Once upon a time, American lawyers knew the difference between private and public. Private law concerned relationships between individuals. Public law concerned the structure and powers of government institutions. Contracts was a private law subject. The Contracts Clause of Article I, Section 10 was a public law subject.

Constitutional law policed the boundaries between the private and the public. Government regulations had to have public purposes. Governments could regulate only business “affected with a public interest.” Lochner v. New York and other cases implementing the freedom of contract said to be protected by the Due Process Clauses of the Fifth and Fourteenth Amendments focuses on whether the law under constitutional attack was a legitimate exercise of the police power or an illegitimate attempt to support one party in a private bargain. The religion clauses protected private belief but not public actions.5 The state action requirement of the Fourteenth Amendment entailed that Congress could prohibit public discrimination, but not private discrimination.6 The New Deal and Great Society obliterated some public/private distinctions while erecting new ones. Government cannot search without a warrant in places where people have a “reasonable expectation of privacy.” The right of privacy protected by the Due Process Clauses of the Fifth and Fourteenth Amendments encompasses rights to birth control, abortion and intimate behavior.

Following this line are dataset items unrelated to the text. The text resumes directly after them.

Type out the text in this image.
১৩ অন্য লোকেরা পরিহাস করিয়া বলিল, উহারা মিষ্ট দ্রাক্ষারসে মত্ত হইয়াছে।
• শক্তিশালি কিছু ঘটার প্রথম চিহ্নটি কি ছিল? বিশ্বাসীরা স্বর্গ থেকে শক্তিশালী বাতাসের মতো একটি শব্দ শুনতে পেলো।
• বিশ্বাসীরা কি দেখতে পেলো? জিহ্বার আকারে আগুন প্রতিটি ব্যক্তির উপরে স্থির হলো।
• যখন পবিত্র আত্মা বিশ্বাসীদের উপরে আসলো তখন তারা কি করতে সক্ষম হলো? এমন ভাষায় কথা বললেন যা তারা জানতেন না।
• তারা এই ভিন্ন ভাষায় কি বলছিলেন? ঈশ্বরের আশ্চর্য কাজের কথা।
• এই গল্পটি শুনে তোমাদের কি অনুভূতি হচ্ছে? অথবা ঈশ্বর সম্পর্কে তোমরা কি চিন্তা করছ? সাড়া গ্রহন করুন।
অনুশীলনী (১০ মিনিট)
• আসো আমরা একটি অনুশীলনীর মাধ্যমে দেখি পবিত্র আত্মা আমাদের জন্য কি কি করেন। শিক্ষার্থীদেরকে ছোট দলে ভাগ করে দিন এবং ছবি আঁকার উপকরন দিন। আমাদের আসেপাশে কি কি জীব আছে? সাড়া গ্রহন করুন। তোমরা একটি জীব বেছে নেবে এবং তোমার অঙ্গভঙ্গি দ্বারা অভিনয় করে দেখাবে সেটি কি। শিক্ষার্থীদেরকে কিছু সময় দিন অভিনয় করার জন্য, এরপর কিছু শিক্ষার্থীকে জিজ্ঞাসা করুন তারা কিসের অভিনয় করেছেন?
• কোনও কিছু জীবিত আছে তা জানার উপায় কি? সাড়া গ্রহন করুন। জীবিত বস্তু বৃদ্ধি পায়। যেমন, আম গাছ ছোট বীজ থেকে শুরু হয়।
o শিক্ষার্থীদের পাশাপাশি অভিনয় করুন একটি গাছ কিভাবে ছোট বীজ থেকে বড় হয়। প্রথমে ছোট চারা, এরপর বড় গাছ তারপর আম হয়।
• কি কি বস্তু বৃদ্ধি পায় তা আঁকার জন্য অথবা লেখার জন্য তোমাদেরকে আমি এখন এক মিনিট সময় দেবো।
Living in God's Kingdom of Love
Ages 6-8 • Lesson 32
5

These and other public/public private distinctions are constantly being deconstructed and reconstructed. New Dealers demonstrated that private law was really public law. The freedom of contract made sense only in light of state-made property rules that authorized persons to acquire holdings in certain ways, but not others, and to use those holdings in certain ways, but not others. Progressive and New Deal reformers insisted that the public was deeply interested in regulations that were formerly thought only to concern private interests. Nevertheless, rather than abandon privacy, privacy moved from economics to the First Amendment and lifestyle choices. Religion became the epitome of a private choice protected from government regulation, as did the right to decide whether to bear or beget a child, and the right to decide who to invite into one’s home.